Tegoroczne zbiory zbóż będą znowu wysokie
Specjaliści od rynku towarowego sygnalizują możliwość tegorocznego wzrostu zbioru zbóż w stosunku do wcześniej podawanych prognoz. Może mieć to istotny wpływ na kształt cen poszczególnych zbóż po żniwach.
— Dotychczasowe sygnały dochodzące z rynku pozwalają przypuszczać, że tegoroczny przednówek będzie nieco inny niż rok temu, kiedy czas poprzedzający zbiory był okresem wyraźnego spadku cen zbóż. W tym sezonie, mimo że wystartowaliśmy z zapasami ziarna ocenianymi na około 1 mln zł, nadwyżka podaży nie jest już tak bardzo widoczna — podkreśla Jarosław Wittbrodt, z gdańskiego działu Analiz Rynkowych Broker Company.
SPECJALIŚCI taki stan rzeczy uzależniają przede wszystkim od stabilnego, lecz nie wysokiego poziomu pogłowia zwierząt hodowlanych, wzrostu produkcji drobiarskiej oraz regresu w ubiegłorocznych zbiorach ziemniaków ( spadek zbiorów o blisko 24 proc.). Również należy zauważyć, że struktura agrarna w kraju, w której dominują małe, rodzinne gospodarstwa nie sprzyja koncentracji znacznych ilości towaru.
— Ponadto dosyć niskie parametry jakościowe zbóż skupowanych przez Agencję Rynku Rolnego powodowały dotychczas dodatkowy wzrost popytu na zboża paszowe — zauważa Jarosław Wittbrodt.
JEDNAK po ostatnim podwyższeniu cen na pszenicę przez ARR można było odczuć spadek popytu na to ziarno. Zakłady przetwórcze, a głównie mieszalnie pasz, które przed wzrostem cen chętnie kupowały zboże agencyjne, teraz częściej kupują tańszą pszenicę paszową od rolników, w dodatku z dużo korzystniejszym terminem płatności.
RÓWNIEŻ po żniwach w kraju nie powinno brakować zboża. Zdaniem fachowców, korzystne obecnie warunki meteorologiczne, wysokie temperatury i opady mogą przyczynić się do większych niż zakładano zbiorów zbóż.
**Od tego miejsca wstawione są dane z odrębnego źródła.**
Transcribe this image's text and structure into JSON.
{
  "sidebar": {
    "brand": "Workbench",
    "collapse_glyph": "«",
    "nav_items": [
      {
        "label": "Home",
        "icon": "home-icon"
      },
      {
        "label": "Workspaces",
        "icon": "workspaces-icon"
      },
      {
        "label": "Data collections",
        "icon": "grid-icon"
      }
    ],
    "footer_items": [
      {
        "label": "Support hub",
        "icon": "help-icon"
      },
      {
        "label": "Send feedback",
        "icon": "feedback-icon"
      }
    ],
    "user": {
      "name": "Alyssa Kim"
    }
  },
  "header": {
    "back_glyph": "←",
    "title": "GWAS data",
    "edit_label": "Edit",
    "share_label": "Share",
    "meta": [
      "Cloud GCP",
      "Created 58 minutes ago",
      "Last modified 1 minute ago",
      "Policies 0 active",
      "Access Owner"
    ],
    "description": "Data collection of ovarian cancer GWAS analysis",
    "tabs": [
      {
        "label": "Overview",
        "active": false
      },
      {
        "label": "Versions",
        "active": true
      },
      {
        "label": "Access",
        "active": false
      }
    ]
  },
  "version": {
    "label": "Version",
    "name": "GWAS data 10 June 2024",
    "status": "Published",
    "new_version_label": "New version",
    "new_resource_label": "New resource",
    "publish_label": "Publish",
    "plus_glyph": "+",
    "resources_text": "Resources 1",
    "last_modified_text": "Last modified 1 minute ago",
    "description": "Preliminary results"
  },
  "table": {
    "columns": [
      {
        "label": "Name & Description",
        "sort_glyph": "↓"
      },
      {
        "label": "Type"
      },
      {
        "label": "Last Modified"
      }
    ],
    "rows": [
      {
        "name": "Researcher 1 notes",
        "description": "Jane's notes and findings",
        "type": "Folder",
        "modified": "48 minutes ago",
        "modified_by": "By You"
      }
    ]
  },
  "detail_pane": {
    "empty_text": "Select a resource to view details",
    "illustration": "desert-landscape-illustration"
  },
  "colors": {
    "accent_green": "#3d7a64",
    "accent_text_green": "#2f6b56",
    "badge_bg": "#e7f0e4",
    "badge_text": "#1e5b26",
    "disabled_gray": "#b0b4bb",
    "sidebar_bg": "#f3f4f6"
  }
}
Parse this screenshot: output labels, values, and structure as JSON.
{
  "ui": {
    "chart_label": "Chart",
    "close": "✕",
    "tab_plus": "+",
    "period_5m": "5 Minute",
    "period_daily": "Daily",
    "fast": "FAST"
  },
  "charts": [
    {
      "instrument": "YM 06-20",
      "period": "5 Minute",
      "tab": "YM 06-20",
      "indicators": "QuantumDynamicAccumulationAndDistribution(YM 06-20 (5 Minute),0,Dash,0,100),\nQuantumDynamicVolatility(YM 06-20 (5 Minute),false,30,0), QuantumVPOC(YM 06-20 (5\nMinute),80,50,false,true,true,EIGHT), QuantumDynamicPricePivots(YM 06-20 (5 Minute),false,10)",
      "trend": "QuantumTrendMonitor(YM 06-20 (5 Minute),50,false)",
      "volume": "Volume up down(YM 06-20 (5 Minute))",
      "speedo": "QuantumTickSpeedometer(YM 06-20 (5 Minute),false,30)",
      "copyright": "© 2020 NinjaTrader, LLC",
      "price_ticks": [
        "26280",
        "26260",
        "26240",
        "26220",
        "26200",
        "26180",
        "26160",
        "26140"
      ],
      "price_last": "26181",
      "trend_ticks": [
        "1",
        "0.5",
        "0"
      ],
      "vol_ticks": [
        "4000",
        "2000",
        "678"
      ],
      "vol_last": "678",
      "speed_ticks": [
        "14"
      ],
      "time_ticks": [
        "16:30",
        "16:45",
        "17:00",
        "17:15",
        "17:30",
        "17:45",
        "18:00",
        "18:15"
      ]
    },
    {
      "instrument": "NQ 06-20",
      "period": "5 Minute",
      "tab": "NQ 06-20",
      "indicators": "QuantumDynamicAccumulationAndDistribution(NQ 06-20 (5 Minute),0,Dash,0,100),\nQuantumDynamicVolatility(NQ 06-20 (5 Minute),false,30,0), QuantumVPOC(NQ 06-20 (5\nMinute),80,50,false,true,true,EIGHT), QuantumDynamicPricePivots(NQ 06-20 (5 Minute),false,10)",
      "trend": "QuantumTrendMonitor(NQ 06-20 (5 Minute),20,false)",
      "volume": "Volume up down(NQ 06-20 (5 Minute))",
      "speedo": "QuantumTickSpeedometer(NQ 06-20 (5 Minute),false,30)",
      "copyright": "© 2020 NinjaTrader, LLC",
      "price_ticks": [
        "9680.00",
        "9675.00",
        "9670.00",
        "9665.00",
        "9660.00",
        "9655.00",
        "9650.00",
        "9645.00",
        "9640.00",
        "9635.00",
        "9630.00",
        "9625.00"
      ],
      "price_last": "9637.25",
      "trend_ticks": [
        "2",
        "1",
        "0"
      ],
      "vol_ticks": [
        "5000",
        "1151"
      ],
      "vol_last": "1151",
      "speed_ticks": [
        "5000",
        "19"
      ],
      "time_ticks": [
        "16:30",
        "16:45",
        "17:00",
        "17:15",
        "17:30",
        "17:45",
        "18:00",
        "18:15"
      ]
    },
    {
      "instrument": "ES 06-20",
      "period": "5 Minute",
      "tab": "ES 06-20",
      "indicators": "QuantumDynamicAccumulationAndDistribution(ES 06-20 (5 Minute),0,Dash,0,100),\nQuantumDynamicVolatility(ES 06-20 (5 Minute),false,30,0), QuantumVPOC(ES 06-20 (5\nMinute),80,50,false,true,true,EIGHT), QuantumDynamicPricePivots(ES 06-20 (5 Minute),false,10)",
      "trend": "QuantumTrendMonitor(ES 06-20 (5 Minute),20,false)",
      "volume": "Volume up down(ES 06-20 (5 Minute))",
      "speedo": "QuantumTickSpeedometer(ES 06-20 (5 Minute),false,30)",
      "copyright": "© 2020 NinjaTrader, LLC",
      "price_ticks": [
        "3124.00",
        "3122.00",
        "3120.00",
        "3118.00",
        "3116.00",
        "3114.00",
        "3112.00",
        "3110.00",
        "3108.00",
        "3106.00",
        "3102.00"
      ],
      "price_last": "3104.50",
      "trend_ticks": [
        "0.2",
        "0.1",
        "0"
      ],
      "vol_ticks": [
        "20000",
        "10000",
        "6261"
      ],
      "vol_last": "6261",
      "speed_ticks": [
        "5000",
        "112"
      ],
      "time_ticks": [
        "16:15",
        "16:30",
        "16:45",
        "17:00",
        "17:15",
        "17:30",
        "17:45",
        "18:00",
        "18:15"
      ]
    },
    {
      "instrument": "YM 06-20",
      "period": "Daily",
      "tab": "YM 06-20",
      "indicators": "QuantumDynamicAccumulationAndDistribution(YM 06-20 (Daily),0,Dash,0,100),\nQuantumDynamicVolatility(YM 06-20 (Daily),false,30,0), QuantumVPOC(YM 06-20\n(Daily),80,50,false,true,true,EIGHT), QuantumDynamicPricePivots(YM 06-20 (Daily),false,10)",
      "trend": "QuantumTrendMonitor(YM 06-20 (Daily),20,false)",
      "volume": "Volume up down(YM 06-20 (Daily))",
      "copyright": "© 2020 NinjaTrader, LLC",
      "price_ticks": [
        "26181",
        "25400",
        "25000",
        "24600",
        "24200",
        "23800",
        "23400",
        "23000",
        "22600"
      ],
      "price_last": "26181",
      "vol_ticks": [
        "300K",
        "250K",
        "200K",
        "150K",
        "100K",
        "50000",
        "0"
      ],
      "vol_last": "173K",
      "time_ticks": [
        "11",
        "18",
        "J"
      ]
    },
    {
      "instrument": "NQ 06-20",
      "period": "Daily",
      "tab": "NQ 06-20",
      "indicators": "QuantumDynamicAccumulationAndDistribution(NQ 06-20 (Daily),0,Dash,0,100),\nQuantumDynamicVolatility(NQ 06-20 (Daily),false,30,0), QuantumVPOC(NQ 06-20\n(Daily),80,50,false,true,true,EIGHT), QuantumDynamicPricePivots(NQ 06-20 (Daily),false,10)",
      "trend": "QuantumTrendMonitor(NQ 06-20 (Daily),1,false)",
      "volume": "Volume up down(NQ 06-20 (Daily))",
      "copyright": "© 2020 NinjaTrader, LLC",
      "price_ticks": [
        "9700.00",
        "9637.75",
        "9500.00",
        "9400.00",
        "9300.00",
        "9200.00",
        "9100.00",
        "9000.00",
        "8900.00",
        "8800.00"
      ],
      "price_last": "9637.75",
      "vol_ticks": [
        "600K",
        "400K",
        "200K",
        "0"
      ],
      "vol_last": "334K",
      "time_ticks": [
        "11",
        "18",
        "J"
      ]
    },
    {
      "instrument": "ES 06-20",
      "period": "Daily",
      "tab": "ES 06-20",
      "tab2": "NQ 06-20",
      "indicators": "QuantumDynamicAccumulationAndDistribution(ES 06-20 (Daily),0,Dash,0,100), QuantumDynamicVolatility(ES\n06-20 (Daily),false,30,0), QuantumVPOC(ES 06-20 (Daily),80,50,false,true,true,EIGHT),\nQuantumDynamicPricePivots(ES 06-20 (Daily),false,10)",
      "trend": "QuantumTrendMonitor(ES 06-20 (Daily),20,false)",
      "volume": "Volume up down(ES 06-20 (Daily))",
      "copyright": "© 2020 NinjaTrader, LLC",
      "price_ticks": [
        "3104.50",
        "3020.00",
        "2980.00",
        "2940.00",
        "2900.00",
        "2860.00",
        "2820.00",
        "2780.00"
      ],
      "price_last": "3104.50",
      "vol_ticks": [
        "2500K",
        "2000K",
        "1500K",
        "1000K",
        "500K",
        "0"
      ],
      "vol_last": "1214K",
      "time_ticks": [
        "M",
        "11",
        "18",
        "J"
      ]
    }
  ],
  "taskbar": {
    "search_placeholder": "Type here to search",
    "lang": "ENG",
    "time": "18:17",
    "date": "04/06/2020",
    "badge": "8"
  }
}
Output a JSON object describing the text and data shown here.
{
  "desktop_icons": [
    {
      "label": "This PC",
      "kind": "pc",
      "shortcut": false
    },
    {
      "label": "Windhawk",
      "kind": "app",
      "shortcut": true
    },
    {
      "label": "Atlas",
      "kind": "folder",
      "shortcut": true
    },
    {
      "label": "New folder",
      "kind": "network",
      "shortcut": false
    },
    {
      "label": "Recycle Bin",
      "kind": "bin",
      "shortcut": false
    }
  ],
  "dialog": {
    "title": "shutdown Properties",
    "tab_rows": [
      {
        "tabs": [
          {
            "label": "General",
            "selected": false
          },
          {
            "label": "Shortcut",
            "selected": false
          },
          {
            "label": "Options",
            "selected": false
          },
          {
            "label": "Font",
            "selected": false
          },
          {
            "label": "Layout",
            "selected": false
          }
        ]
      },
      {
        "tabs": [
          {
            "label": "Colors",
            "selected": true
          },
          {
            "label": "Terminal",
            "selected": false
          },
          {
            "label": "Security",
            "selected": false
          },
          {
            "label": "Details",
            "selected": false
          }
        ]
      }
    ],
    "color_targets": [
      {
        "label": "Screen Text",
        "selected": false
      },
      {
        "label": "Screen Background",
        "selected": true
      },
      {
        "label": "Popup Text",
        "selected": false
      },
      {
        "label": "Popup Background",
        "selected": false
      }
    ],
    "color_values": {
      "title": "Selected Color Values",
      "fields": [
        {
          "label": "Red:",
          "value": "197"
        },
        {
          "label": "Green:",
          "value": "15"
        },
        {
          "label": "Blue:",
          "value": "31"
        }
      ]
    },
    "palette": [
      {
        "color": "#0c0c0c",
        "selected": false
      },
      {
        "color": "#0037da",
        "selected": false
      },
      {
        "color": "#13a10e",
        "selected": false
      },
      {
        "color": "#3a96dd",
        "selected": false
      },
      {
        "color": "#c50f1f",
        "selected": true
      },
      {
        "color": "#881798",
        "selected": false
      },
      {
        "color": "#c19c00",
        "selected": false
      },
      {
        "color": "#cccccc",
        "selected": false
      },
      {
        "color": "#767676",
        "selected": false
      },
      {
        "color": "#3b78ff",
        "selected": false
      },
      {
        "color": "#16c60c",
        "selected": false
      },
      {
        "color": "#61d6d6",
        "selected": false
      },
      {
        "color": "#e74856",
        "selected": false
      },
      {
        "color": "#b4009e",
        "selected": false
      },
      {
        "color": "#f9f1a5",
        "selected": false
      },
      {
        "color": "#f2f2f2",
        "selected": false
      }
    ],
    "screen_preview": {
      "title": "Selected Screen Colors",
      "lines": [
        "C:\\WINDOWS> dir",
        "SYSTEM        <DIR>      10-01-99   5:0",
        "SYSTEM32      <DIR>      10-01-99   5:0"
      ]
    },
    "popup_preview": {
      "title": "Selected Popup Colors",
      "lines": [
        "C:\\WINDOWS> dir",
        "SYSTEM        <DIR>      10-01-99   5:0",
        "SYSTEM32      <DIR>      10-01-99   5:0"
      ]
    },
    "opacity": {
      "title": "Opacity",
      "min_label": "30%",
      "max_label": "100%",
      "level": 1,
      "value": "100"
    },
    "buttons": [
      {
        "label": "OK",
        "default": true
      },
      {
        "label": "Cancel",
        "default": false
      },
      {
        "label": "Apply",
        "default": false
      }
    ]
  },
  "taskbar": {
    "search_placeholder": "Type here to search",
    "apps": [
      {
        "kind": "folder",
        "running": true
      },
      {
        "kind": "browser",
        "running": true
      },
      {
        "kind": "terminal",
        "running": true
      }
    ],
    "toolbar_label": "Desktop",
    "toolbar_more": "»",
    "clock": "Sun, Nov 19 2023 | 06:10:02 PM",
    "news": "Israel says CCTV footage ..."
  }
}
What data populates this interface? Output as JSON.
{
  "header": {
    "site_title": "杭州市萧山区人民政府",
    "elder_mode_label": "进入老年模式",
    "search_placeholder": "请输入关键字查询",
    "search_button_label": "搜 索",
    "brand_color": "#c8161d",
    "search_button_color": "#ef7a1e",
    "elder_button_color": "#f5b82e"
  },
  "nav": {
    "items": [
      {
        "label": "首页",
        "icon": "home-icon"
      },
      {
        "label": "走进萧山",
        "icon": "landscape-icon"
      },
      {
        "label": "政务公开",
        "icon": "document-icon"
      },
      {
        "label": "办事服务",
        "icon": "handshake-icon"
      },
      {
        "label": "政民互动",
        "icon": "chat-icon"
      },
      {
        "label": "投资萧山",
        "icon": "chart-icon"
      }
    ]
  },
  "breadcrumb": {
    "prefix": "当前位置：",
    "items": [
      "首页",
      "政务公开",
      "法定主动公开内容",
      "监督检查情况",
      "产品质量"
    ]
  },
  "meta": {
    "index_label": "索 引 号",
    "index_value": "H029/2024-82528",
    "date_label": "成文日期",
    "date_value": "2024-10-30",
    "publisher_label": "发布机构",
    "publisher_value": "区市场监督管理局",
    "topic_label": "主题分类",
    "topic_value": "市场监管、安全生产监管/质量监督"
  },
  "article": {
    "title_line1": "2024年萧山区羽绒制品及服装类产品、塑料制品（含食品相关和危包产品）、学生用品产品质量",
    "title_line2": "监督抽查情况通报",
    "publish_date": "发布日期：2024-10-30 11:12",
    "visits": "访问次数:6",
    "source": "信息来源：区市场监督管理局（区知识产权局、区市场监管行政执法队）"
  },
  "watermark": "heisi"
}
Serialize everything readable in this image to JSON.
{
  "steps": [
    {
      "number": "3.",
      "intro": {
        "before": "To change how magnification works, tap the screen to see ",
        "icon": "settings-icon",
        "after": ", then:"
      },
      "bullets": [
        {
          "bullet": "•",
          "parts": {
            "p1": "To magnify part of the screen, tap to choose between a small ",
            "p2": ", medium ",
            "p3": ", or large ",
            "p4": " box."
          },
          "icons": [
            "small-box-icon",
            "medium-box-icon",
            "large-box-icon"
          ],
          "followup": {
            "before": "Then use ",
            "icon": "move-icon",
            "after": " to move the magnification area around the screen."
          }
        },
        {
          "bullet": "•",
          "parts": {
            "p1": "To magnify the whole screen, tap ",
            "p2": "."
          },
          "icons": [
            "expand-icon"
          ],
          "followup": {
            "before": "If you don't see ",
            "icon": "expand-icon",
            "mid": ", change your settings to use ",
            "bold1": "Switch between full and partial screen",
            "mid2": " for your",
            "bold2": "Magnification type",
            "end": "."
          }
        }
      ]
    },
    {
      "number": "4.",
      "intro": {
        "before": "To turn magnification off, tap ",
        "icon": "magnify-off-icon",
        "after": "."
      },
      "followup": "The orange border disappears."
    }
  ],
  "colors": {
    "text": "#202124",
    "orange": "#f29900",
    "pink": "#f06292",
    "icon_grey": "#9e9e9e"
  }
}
W PRZECIWIEŃSTWIE do panującej w kraju tendencji wzrostowej cen zbóż, na zdecydowanej większości światowych rynków mamy do czynienia ze spadkiem cen zbóż. Wyjątek stanowi Francja.
— Jedynie we Francji wzrosły notowania tego towaru, co było wynikiem zakupów dokonywanych przez Algierię oraz uruchomienia pomocy żywnościowej dla Rosji — tłumaczy Jarosław Wittbrodt.
W STANACH Zjednoczonych pszenica ozima staniała nawet o 8,3 proc. Jednym z powodów był spadek eksportu w USA. Zwłaszcza dotyczy to tradycyjnych importerów.